Namun di tengah kondisi sosial masyarakat demikian itu, Bapak menjadi salah satu pengecualian. Bapak yang berasal dari sebuah lingkungan dengan tradisi ilmu agama yang kuat tidak terpengaruh dengan kondisi tersebut. Bapak tetap rajin sholat di mushola dan mengaji di rumah. Sama sekali tidak ada keinginan Bapak untuk mencoba mengincipi minuman bir cap kuntul ketika ada acara tayuban.
Menurut cerita Emak, karena saking istiqomah nya Bapak menjalankan ibadahnya, sampai pernah beberapa orang mengolok - ngolok Bapak dengan sebutan nabi. Di saat yang lain asyik menenggak bir, Bapak tak pernah mau ketika ditawari, walaupun dengan alasan untuk 'kehormatan'. Bahkan pernah ada yang mencoba memaksa Bapak untuk minum. Tapi justru Paklik saya yang jago minum malah melindungi Bapak dan mengusir pergi orang yang memaksa tadi, " Kalau Kakangku ini jangan diberi minuman, awas kalau ada yang berani " hardik Paklik yang membuat gentar orang - orang disitu. Di kampung, Paklik termasuk orang yang disegani.
Masih menurut cerita emak, dulu waktu saya lahir banyak orang yang datang untuk 'jagong bayi' dan tentu saja dengan acara main kartu. Tapi, karena Bapak keberatan acara 'jagong bayi' digunakan untuk ajang judi kartu, akhirnya Paklik mengganti acara judi dengan lomba permainan kartu. Nanti yang menjadi juara akan mendapat hadiah kaos singlet.

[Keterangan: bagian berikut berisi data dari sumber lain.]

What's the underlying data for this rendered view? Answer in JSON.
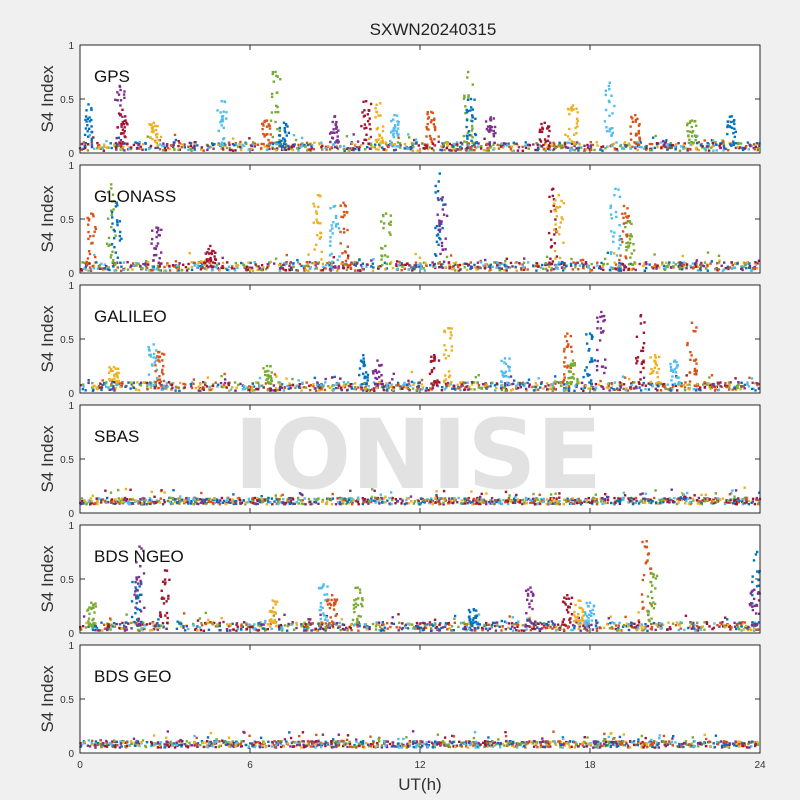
{
  "chart_data": {
    "type": "scatter",
    "title": "SXWN20240315",
    "xlabel": "UT(h)",
    "ylabel": "S4 Index",
    "xlim": [
      0,
      24
    ],
    "ylim": [
      0,
      1
    ],
    "xticks": [
      0,
      6,
      12,
      18,
      24
    ],
    "yticks": [
      0,
      0.5,
      1
    ],
    "watermark": "IONISE",
    "series_colors": [
      "#0072bd",
      "#d95319",
      "#edb120",
      "#7e2f8e",
      "#77ac30",
      "#4dbeee",
      "#a2142f"
    ],
    "panels": [
      {
        "label": "GPS",
        "baseline": 0.06,
        "spikes": [
          [
            0.3,
            0.45
          ],
          [
            1.4,
            0.62
          ],
          [
            1.5,
            0.4
          ],
          [
            2.6,
            0.28
          ],
          [
            5.0,
            0.48
          ],
          [
            6.6,
            0.3
          ],
          [
            6.9,
            0.75
          ],
          [
            7.2,
            0.28
          ],
          [
            9.0,
            0.34
          ],
          [
            10.1,
            0.48
          ],
          [
            10.6,
            0.46
          ],
          [
            11.1,
            0.35
          ],
          [
            12.4,
            0.38
          ],
          [
            13.7,
            0.75
          ],
          [
            13.8,
            0.5
          ],
          [
            14.5,
            0.33
          ],
          [
            16.4,
            0.28
          ],
          [
            17.4,
            0.44
          ],
          [
            18.7,
            0.65
          ],
          [
            19.6,
            0.35
          ],
          [
            21.6,
            0.3
          ],
          [
            23.0,
            0.34
          ]
        ]
      },
      {
        "label": "GLONASS",
        "baseline": 0.06,
        "spikes": [
          [
            0.4,
            0.55
          ],
          [
            1.1,
            0.82
          ],
          [
            1.3,
            0.65
          ],
          [
            2.7,
            0.42
          ],
          [
            4.6,
            0.25
          ],
          [
            8.4,
            0.72
          ],
          [
            9.0,
            0.62
          ],
          [
            9.3,
            0.65
          ],
          [
            10.8,
            0.55
          ],
          [
            12.7,
            0.92
          ],
          [
            12.8,
            0.7
          ],
          [
            16.7,
            0.78
          ],
          [
            16.9,
            0.72
          ],
          [
            18.9,
            0.78
          ],
          [
            19.2,
            0.62
          ],
          [
            19.4,
            0.48
          ]
        ]
      },
      {
        "label": "GALILEO",
        "baseline": 0.06,
        "spikes": [
          [
            1.2,
            0.24
          ],
          [
            2.6,
            0.45
          ],
          [
            2.8,
            0.38
          ],
          [
            6.6,
            0.25
          ],
          [
            10.0,
            0.35
          ],
          [
            10.5,
            0.3
          ],
          [
            12.5,
            0.35
          ],
          [
            13.0,
            0.6
          ],
          [
            15.0,
            0.32
          ],
          [
            17.2,
            0.55
          ],
          [
            17.4,
            0.3
          ],
          [
            18.0,
            0.55
          ],
          [
            18.4,
            0.75
          ],
          [
            19.8,
            0.72
          ],
          [
            20.3,
            0.35
          ],
          [
            21.0,
            0.3
          ],
          [
            21.6,
            0.65
          ]
        ]
      },
      {
        "label": "SBAS",
        "baseline": 0.11,
        "spikes": []
      },
      {
        "label": "BDS NGEO",
        "baseline": 0.06,
        "spikes": [
          [
            0.4,
            0.28
          ],
          [
            2.0,
            0.5
          ],
          [
            2.1,
            0.8
          ],
          [
            3.0,
            0.58
          ],
          [
            6.8,
            0.3
          ],
          [
            8.6,
            0.45
          ],
          [
            8.9,
            0.35
          ],
          [
            9.8,
            0.42
          ],
          [
            13.9,
            0.22
          ],
          [
            15.9,
            0.42
          ],
          [
            17.2,
            0.35
          ],
          [
            17.6,
            0.3
          ],
          [
            18.0,
            0.28
          ],
          [
            20.0,
            0.85
          ],
          [
            20.2,
            0.55
          ],
          [
            23.9,
            0.75
          ],
          [
            23.8,
            0.4
          ]
        ]
      },
      {
        "label": "BDS GEO",
        "baseline": 0.08,
        "spikes": []
      }
    ]
  }
}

Bagi teman bermain saya, berkata kotor 'misuh jan**k' itu sudah menjadi hal yang biasa. Karena mereka menirukan kata - kata orang dewasa yang sering mereka dengarkan sehari - hari. Tapi tidak untuk saya, Bapak melarang keras saya untuk ikut 'misuh jan**k' .

 "Ojo misuh le, ora ilok" kata Bapak. Untuk setiap hal yang tidak baik, bapak selalu mengatakan "Ora ilok" (tidak baik) untuk menasehati saya agar tidak melakukan hal tersebut.

Pernah pada suatu ketika selepas adzan maghrib berkumandang, saya bersama beberapa teman berjalan menyusuri jalan kecil di pinggir sungai menuju sebuah rumah di ujung kampung. Yang kami tuju itu adalah rumah pak Ustadz tempat anak - anak kampung belajar mengaji. Kami datang ke rumah pak Ustadz bukan untuk mengaji, tapi kami sengaja datang untuk mengganggu anak - anak yang sedang mengaji disana.

Kami berdiri di depan pintu yang terbuka. Segera kami mulai memanggil nama teman- teman yang sedang mengaji untuk diajak bermain. Dan kami segera berlari kabur saat mendengar suara keras pak ustadz dari dalam rumah " Jangan dihiraukan teriakan setan - setan yang di luar itu, ayo tetap fokus mengaji".

Dan ketika masuk usia sekolah, saya langsung didaftarkan di Sekolah Dasar oleh Bapak. Dan setelah menjadi siswa kelas 1 Sekolah Dasar, saya menjadi begitu ketakutan ketika disuruh membaca do'a wudlu oleh Pak guru Agama. Jelas saya tidak bisa membaca do'a karena saya tidak pernah mengaji. Karena saya adalah bagian dari kawanan anak kecil yang diteriaki setan oleh pak Ustadz. Dan saya tidak menyalahkan Bapak kenapa saya tidak bisa mengaji, padahal Bapak pandai mengaji. Mungkin Bapak punya pertimbangan sendiri.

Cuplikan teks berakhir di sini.